The film industry, much like a shimmering diamond, has many facets. However, few have been as intriguing and occasionally controversial as the facet shaped by director William Friedkin. A maverick even amidst the revolutionary filmmakers of the New Hollywood era of the 1970s, Friedkin carved a unique niche.
He wove a tapestry of raw thrillers and social narratives that didn't just evoke reactions but demanded them, often inviting the very controversies they hinted at.
List of Proactive Movies
- "The Boys in the Band" (1970): Streaming on Amazon, Apple TV, and Vudu, this movie gives a candid peek into the world of gay men, a rarity for its time.
Friedkin’s portrayal, an adaptation of Mart Crowley’s stage play, offers a sympathetic lens through which we witness the multifaceted dynamics of a birthday party, revealing deep-seated insecurities and alienation.
- "The French Connection" (1971): This Oscar-winning masterpiece, available on Amazon, Apple TV, and Vudu, plunges into the dark underbelly of New York.
Through the relentless pursuit of a detective (a stellar Gene Hackman), we are thrust into a high-octane chase against a heroin smuggling operation.
- "The Exorcist" (1973): On streaming platforms like Amazon, Apple TV, Google Play, and Vudu, Friedkin's demonic tale is not just about the terror of possession but also about the unwavering maternal love combating the menacing evil.
- "Sorcerer" (1977): This cinematic gem, overshadowed by Star Wars upon its release, now stands tall among Friedkin's repertoire.
It is a suspense-filled journey of outlaws navigating treacherous terrains, available on Amazon and Apple TV.
- "Cruising" (1980): A polarizing depiction of New York's gay community, this film, available on multiple platforms, follows a detective's deep dive into the city’s leather scene to catch a serial killer.
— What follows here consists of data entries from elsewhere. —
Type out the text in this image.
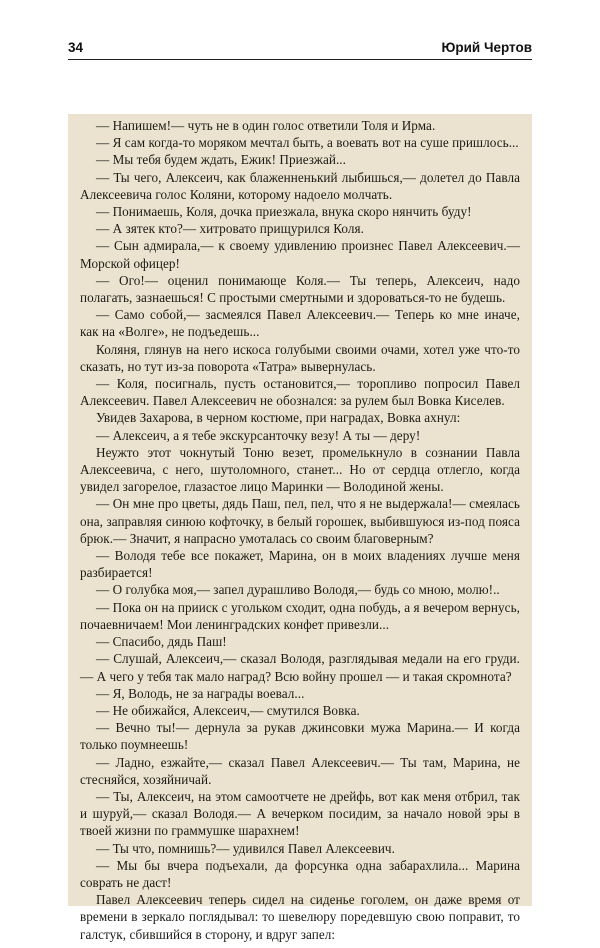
34	Юрий Чертов

— Напишем!— чуть не в один голос ответили Толя и Ирма.

— Я сам когда-то моряком мечтал быть, а воевать вот на суше пришлось...

— Мы тебя будем ждать, Ежик! Приезжай...

— Ты чего, Алексеич, как блаженненький лыбишься,— долетел до Павла Алексеевича голос Коляни, которому надоело молчать.

— Понимаешь, Коля, дочка приезжала, внука скоро нянчить буду!

— А зятек кто?— хитровато прищурился Коля.

— Сын адмирала,— к своему удивлению произнес Павел Алексеевич.— Морской офицер!

— Ого!— оценил понимающе Коля.— Ты теперь, Алексеич, надо полагать, зазнаешься! С простыми смертными и здороваться-то не будешь.

— Само собой,— засмеялся Павел Алексеевич.— Теперь ко мне иначе, как на «Волге», не подъедешь...

Коляня, глянув на него искоса голубыми своими очами, хотел уже что-то сказать, но тут из-за поворота «Татра» вывернулась.

— Коля, посигналь, пусть остановится,— торопливо попросил Павел Алексеевич. Павел Алексеевич не обознался: за рулем был Вовка Киселев.

Увидев Захарова, в черном костюме, при наградах, Вовка ахнул:

— Алексеич, а я тебе экскурсанточку везу! А ты — деру!

Неужто этот чокнутый Тоню везет, промелькнуло в сознании Павла Алексеевича, с него, шутоломного, станет... Но от сердца отлегло, когда увидел загорелое, глазастое лицо Маринки — Володиной жены.

— Он мне про цветы, дядь Паш, пел, пел, что я не выдержала!— смеялась она, заправляя синюю кофточку, в белый горошек, выбившуюся из-под пояса брюк.— Значит, я напрасно умоталась со своим благоверным?

— Володя тебе все покажет, Марина, он в моих владениях лучше меня разбирается!

— О голубка моя,— запел дурашливо Володя,— будь со мною, молю!..

— Пока он на прииск с угольком сходит, одна побудь, а я вечером вернусь, почаевничаем! Мои ленинградских конфет привезли...

— Спасибо, дядь Паш!

— Слушай, Алексеич,— сказал Володя, разглядывая медали на его груди.— А чего у тебя так мало наград? Всю войну прошел — и такая скромнота?

— Я, Володь, не за награды воевал...

— Не обижайся, Алексеич,— смутился Вовка.

— Вечно ты!— дернула за рукав джинсовки мужа Марина.— И когда только поумнеешь!

— Ладно, езжайте,— сказал Павел Алексеевич.— Ты там, Марина, не стесняйся, хозяйничай.

— Ты, Алексеич, на этом самоотчете не дрейфь, вот как меня отбрил, так и шуруй,— сказал Володя.— А вечерком посидим, за начало новой эры в твоей жизни по граммушке шарахнем!

— Ты что, помнишь?— удивился Павел Алексеевич.

— Мы бы вчера подъехали, да форсунка одна забарахлила... Марина соврать не даст!

Павел Алексеевич теперь сидел на сиденье гоголем, он даже время от времени в зеркало поглядывал: то шевелюру поредевшую свою поправит, то галстук, сбившийся в сторону, и вдруг запел:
- "Blue Chips" (1994): Streaming on Amazon Prime and Paramount+, Friedkin probes into the shady realm of college basketball, offering a dynamic portrayal of the sport's darker truths.
- "The Hunted" (2003): On Max and other platforms, Friedkin introduces us to a riveting cat-and-mouse chase between a rogue soldier and his former mentor, painting a tale of betrayal and redemption.
- "Bug" (2007): This collaboration with playwright Tracy Letts, available on platforms like Pluto TV, Amazon, and Apple TV, spirals into paranoia, underscoring the vulnerabilities and fears of two souls in an intense, claustrophobic setting.
A plot that not only challenges morality but also the lengths to which desperation can drive a man. William Friedkin's movies aren’t mere narratives; they are immersive experiences, each a distinct chapter in the legacy of a cinematic genius.